Data retention
An intrinsic part of time-series data is that new data is accumulated and old data is rarely, if ever, updated and the relevance of the data diminishes over time. It is therefore often desirable to delete old data to save disk space.
As an example, if you have a hypertable definition of conditions
where you collect raw data into chunks of one day:
CREATE TABLE conditions(
time TIMESTAMPTZ NOT NULL,
device INTEGER,
temperature FLOAT
);
SELECT * FROM create_hypertable('conditions', 'time',
chunk_time_interval => INTERVAL '1 day');
If you collect a lot of data and realize that you never actually use raw data older than 30 days, you might want to delete data older than 30 days from conditions
.
However, deleting large swaths of data from tables can be costly and slow if done row-by-row using the standard DELETE
command. Instead, TimescaleDB provides a function drop_chunks
that quickly drop data at the granularity of chunks without incurring the same overhead.
For example:
SELECT drop_chunks('conditions', INTERVAL '24 hours');
This will drop all chunks from the hypertable conditions
that only include data older than this duration, and will not delete any individual rows of data in chunks.

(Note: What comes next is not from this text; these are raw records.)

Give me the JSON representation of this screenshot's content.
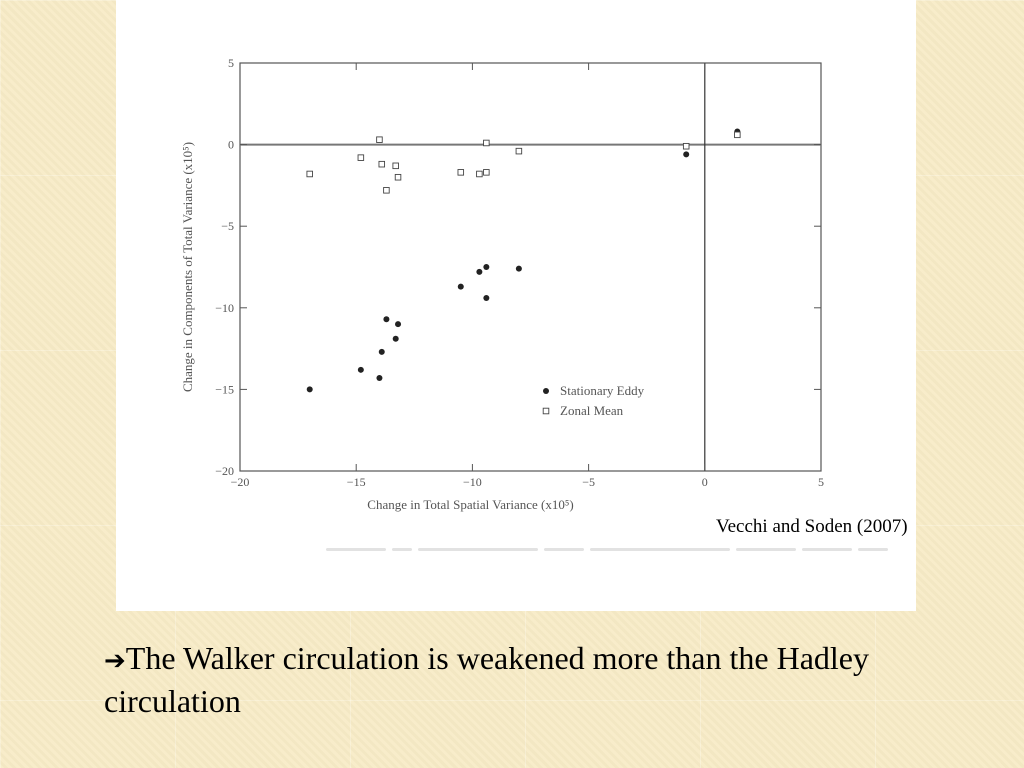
{
  "slide": {
    "citation": "Vecchi and Soden (2007)",
    "arrow_symbol": "➔",
    "takeaway": "The Walker circulation is weakened more than the Hadley circulation",
    "colors": {
      "background": "#f7ebc6",
      "panel": "#ffffff",
      "text": "#000000",
      "axis": "#555555",
      "marker": "#222222"
    }
  },
  "chart_data": {
    "type": "scatter",
    "title": "",
    "xlabel": "Change in Total Spatial Variance (x10⁵)",
    "ylabel": "Change in Components of Total Variance (x10⁵)",
    "xlim": [
      -20,
      5
    ],
    "ylim": [
      -20,
      5
    ],
    "xticks": [
      -20,
      -15,
      -10,
      -5,
      0,
      5
    ],
    "yticks": [
      5,
      0,
      -5,
      -10,
      -15,
      -20
    ],
    "xtick_labels": [
      "−20",
      "−15",
      "−10",
      "−5",
      "0",
      "5"
    ],
    "ytick_labels": [
      "5",
      "0",
      "−5",
      "−10",
      "−15",
      "−20"
    ],
    "reference_lines": {
      "y": 0,
      "x": 0
    },
    "legend_position": "lower-right",
    "series": [
      {
        "name": "Stationary Eddy",
        "marker": "filled-circle",
        "x": [
          -17.0,
          -14.8,
          -14.0,
          -13.9,
          -13.7,
          -13.3,
          -13.2,
          -10.5,
          -9.7,
          -9.4,
          -9.4,
          -8.0,
          -0.8,
          1.4
        ],
        "y": [
          -15.0,
          -13.8,
          -14.3,
          -12.7,
          -10.7,
          -11.9,
          -11.0,
          -8.7,
          -7.8,
          -7.5,
          -9.4,
          -7.6,
          -0.6,
          0.8
        ]
      },
      {
        "name": "Zonal Mean",
        "marker": "open-square",
        "x": [
          -17.0,
          -14.8,
          -14.0,
          -13.9,
          -13.7,
          -13.3,
          -13.2,
          -10.5,
          -9.7,
          -9.4,
          -9.4,
          -8.0,
          -0.8,
          1.4
        ],
        "y": [
          -1.8,
          -0.8,
          0.3,
          -1.2,
          -2.8,
          -1.3,
          -2.0,
          -1.7,
          -1.8,
          0.1,
          -1.7,
          -0.4,
          -0.1,
          0.6
        ]
      }
    ]
  }
}
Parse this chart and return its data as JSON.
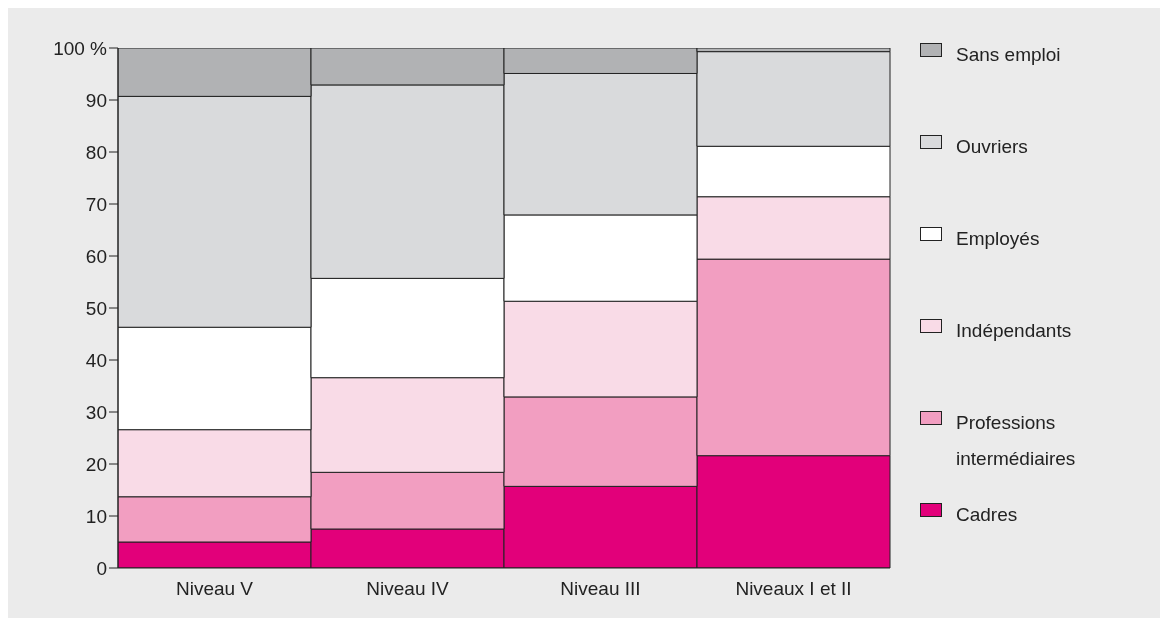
{
  "chart_data": {
    "type": "bar",
    "stacked": true,
    "categories": [
      "Niveau V",
      "Niveau IV",
      "Niveau III",
      "Niveaux I et II"
    ],
    "series": [
      {
        "name": "Cadres",
        "color": "#e2007a",
        "values": [
          5.0,
          7.5,
          15.7,
          21.6
        ]
      },
      {
        "name": "Professions intermédiaires",
        "color": "#f29ec1",
        "values": [
          8.7,
          10.9,
          17.2,
          37.8
        ]
      },
      {
        "name": "Indépendants",
        "color": "#f9dbe7",
        "values": [
          12.9,
          18.2,
          18.4,
          12.0
        ]
      },
      {
        "name": "Employés",
        "color": "#ffffff",
        "values": [
          19.7,
          19.1,
          16.6,
          9.7
        ]
      },
      {
        "name": "Ouvriers",
        "color": "#d9dadc",
        "values": [
          44.4,
          37.2,
          27.2,
          18.2
        ]
      },
      {
        "name": "Sans emploi",
        "color": "#b1b2b4",
        "values": [
          9.3,
          7.1,
          4.9,
          0.7
        ]
      }
    ],
    "ylim": [
      0,
      100
    ],
    "yticks": [
      0,
      10,
      20,
      30,
      40,
      50,
      60,
      70,
      80,
      90,
      {
        "value": 100,
        "label": "100 %"
      }
    ],
    "grid": false,
    "legend": "right"
  }
}
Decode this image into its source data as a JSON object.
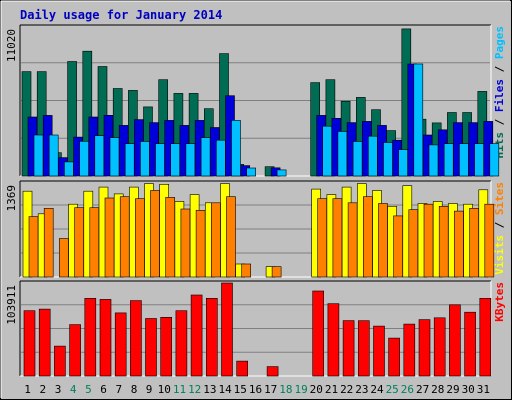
{
  "chart_data": {
    "type": "bar",
    "title": "Daily usage for January 2014",
    "categories": [
      "1",
      "2",
      "3",
      "4",
      "5",
      "6",
      "7",
      "8",
      "9",
      "10",
      "11",
      "12",
      "13",
      "14",
      "15",
      "16",
      "17",
      "18",
      "19",
      "20",
      "21",
      "22",
      "23",
      "24",
      "25",
      "26",
      "27",
      "28",
      "29",
      "30",
      "31"
    ],
    "weekend_days": [
      "4",
      "5",
      "11",
      "12",
      "18",
      "19",
      "25",
      "26"
    ],
    "colors": {
      "hits": "#006c54",
      "files": "#0000d8",
      "pages": "#00c0ff",
      "visits": "#ffff00",
      "sites": "#ff8000",
      "kbytes": "#ff0000",
      "weekend_label": "#00805c",
      "weekday_label": "#000000",
      "title": "#0000c0",
      "frame": "#c0c0c0",
      "plot_bg": "#c0c0c0"
    },
    "panels": [
      {
        "id": "hits",
        "max_label": "11020",
        "ymax": 11020,
        "legend": [
          {
            "text": "Hits",
            "color": "#006c54"
          },
          {
            "text": " / ",
            "color": "#000000"
          },
          {
            "text": "Files",
            "color": "#0000d8"
          },
          {
            "text": " / ",
            "color": "#000000"
          },
          {
            "text": "Pages",
            "color": "#00c0ff"
          }
        ],
        "series": [
          {
            "name": "Hits",
            "color": "#006c54",
            "values": [
              7720,
              7720,
              1720,
              8470,
              9230,
              8100,
              6470,
              6330,
              5110,
              7120,
              6110,
              6110,
              4980,
              9050,
              860,
              0,
              690,
              0,
              0,
              6910,
              7120,
              5530,
              5810,
              4900,
              3360,
              10880,
              4200,
              3930,
              4700,
              4700,
              6260
            ]
          },
          {
            "name": "Files",
            "color": "#0000d8",
            "values": [
              4360,
              4480,
              1360,
              2880,
              4360,
              4490,
              3740,
              4170,
              3950,
              4110,
              3740,
              4110,
              3590,
              5940,
              770,
              0,
              610,
              0,
              0,
              4480,
              4270,
              3950,
              4040,
              3740,
              2650,
              8280,
              3030,
              3420,
              3950,
              3950,
              4040
            ]
          },
          {
            "name": "Pages",
            "color": "#00c0ff",
            "values": [
              3030,
              3030,
              1040,
              2570,
              2980,
              2840,
              2390,
              2550,
              2390,
              2390,
              2390,
              2840,
              2650,
              4110,
              590,
              0,
              450,
              0,
              0,
              3680,
              3290,
              2550,
              2940,
              2480,
              1950,
              8280,
              2300,
              2390,
              2390,
              2390,
              2390
            ]
          }
        ]
      },
      {
        "id": "visits",
        "max_label": "1369",
        "ymax": 1369,
        "legend": [
          {
            "text": "Visits",
            "color": "#ffff00"
          },
          {
            "text": " / ",
            "color": "#000000"
          },
          {
            "text": "Sites",
            "color": "#ff8000"
          }
        ],
        "series": [
          {
            "name": "Visits",
            "color": "#ffff00",
            "values": [
              1250,
              920,
              0,
              1060,
              1250,
              1310,
              1210,
              1310,
              1360,
              1350,
              1100,
              1200,
              1080,
              1360,
              190,
              0,
              150,
              0,
              0,
              1280,
              1200,
              1310,
              1360,
              1260,
              1030,
              1330,
              1070,
              1100,
              1070,
              1060,
              1270
            ]
          },
          {
            "name": "Sites",
            "color": "#ff8000",
            "values": [
              880,
              1000,
              560,
              1010,
              1010,
              1150,
              1170,
              1140,
              1260,
              1160,
              990,
              970,
              1080,
              1170,
              190,
              0,
              150,
              0,
              0,
              1140,
              1140,
              1080,
              1170,
              1070,
              890,
              980,
              1060,
              1030,
              960,
              1000,
              1060
            ]
          }
        ]
      },
      {
        "id": "kbytes",
        "max_label": "103911",
        "ymax": 103911,
        "legend": [
          {
            "text": "KBytes",
            "color": "#ff0000"
          }
        ],
        "series": [
          {
            "name": "KBytes",
            "color": "#ff0000",
            "values": [
              73000,
              74800,
              33400,
              57400,
              86800,
              85600,
              70500,
              84300,
              64300,
              65600,
              73000,
              90500,
              86800,
              103911,
              16700,
              0,
              10500,
              0,
              0,
              95000,
              80800,
              61900,
              61800,
              55700,
              42400,
              58000,
              63000,
              65000,
              79500,
              71300,
              86800
            ]
          }
        ]
      }
    ]
  }
}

Automatic data retention policies
TimescaleDB also includes a background job scheduling framework for automating data management tasks, such as enabling easy data retention policies. With policies, you can set data retention standards on each hypertable and allow TimescaleDB to drop data as necessary.
It’s worth noting that continuous aggregates are also valid targets retention policies.